Method: We propose DBOM, a vision-language model-based active defense framework. DBOM freezes the multimodal encoder and jointly employs a learnable visual prompt library with prefix tuning to explicitly model and disentangle trigger and object features within a shared representation space. It introduces a trigger-object separation loss and a diversity constraint to enable zero-shot generalization to both seen and unseen trigger-object combinations.

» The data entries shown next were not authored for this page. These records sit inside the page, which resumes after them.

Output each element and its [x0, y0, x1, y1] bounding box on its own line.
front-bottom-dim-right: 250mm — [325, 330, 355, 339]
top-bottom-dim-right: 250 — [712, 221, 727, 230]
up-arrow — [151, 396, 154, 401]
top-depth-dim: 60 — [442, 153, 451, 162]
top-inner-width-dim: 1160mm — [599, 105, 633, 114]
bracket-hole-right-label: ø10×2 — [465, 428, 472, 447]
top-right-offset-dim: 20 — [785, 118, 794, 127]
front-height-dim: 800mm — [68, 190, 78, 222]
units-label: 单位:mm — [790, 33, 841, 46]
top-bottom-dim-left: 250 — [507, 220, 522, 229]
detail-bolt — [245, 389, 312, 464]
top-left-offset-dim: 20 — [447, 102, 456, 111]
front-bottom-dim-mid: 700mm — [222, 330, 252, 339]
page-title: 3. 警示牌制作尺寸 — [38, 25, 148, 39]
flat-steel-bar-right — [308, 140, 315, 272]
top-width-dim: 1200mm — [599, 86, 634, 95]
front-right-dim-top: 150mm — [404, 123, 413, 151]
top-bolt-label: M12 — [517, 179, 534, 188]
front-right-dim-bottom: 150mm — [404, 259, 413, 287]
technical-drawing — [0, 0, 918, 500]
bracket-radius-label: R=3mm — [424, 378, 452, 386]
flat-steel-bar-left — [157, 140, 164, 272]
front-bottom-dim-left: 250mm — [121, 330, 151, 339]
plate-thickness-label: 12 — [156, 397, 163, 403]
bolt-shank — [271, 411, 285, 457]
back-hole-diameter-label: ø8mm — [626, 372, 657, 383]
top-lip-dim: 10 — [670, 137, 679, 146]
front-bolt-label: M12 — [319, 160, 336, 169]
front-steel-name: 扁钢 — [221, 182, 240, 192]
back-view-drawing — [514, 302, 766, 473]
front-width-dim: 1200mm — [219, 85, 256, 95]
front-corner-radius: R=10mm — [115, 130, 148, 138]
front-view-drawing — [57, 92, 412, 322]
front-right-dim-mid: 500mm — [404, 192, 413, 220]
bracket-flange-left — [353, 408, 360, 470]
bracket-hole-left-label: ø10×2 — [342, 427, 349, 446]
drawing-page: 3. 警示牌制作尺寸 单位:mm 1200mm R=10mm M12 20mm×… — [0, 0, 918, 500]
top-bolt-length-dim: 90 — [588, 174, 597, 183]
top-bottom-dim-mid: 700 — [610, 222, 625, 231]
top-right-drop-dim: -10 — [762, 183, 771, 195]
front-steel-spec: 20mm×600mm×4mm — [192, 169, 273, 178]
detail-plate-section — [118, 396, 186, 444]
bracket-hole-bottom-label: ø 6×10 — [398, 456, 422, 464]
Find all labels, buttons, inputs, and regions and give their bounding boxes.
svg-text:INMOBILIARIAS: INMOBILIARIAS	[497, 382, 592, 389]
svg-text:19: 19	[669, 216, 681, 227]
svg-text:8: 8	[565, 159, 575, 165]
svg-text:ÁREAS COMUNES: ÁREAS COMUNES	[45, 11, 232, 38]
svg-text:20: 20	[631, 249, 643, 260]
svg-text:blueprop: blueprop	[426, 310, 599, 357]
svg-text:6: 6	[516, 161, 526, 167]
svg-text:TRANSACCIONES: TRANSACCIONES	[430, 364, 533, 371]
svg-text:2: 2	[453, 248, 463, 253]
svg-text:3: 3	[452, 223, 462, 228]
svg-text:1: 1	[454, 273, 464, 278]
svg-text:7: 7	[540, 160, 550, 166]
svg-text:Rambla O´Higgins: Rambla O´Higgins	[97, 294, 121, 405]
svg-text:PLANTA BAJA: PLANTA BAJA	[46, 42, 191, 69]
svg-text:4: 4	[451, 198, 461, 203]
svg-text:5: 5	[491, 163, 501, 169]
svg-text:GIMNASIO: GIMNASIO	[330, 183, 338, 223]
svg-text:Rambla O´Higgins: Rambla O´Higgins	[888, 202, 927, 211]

Contribution/Results: Evaluated on CIFAR-10 and GTSRB, DBOM significantly improves poisoned sample detection accuracy while enhancing the security and robustness of DNN training pipelines against multi-trigger backdoor threats.
📝 Abstract
Deep neural networks (DNNs) and generative AI (GenAI) are increasingly vulnerable to backdoor attacks, where adversaries embed triggers into inputs to cause models to misclassify or misinterpret target labels. Beyond traditional single-trigger scenarios, attackers may inject multiple triggers across various object classes, forming unseen backdoor-object configurations that evade standard detection pipelines. In this paper, we introduce DBOM (Disentangled Backdoor-Object Modeling), a proactive framework that leverages structured disentanglement to identify and neutralize both seen and unseen backdoor threats at the dataset level. Specifically, DBOM factorizes input image representations by modeling triggers and objects as independent primitives in the embedding space through the use of Vision-Language Models (VLMs). By leveraging the frozen, pre-trained encoders of VLMs, our approach decomposes the latent representations into distinct components through a learnable visual prompt repository and prompt prefix tuning, ensuring that the relationships between triggers and objects are explicitly captured. To separate trigger and object representations in the visual prompt repository, we introduce the trigger-object separation and diversity losses that aids in disentangling trigger and object visual features. Next, by aligning image features with feature decomposition and fusion, as well as learned contextual prompt tokens in a shared multimodal space, DBOM enables zero-shot generalization to novel trigger-object pairings that were unseen during training, thereby offering deeper insights into adversarial attack patterns. Experimental results on CIFAR-10 and GTSRB demonstrate that DBOM robustly detects poisoned images prior to downstream training, significantly enhancing the security of DNN training pipelines.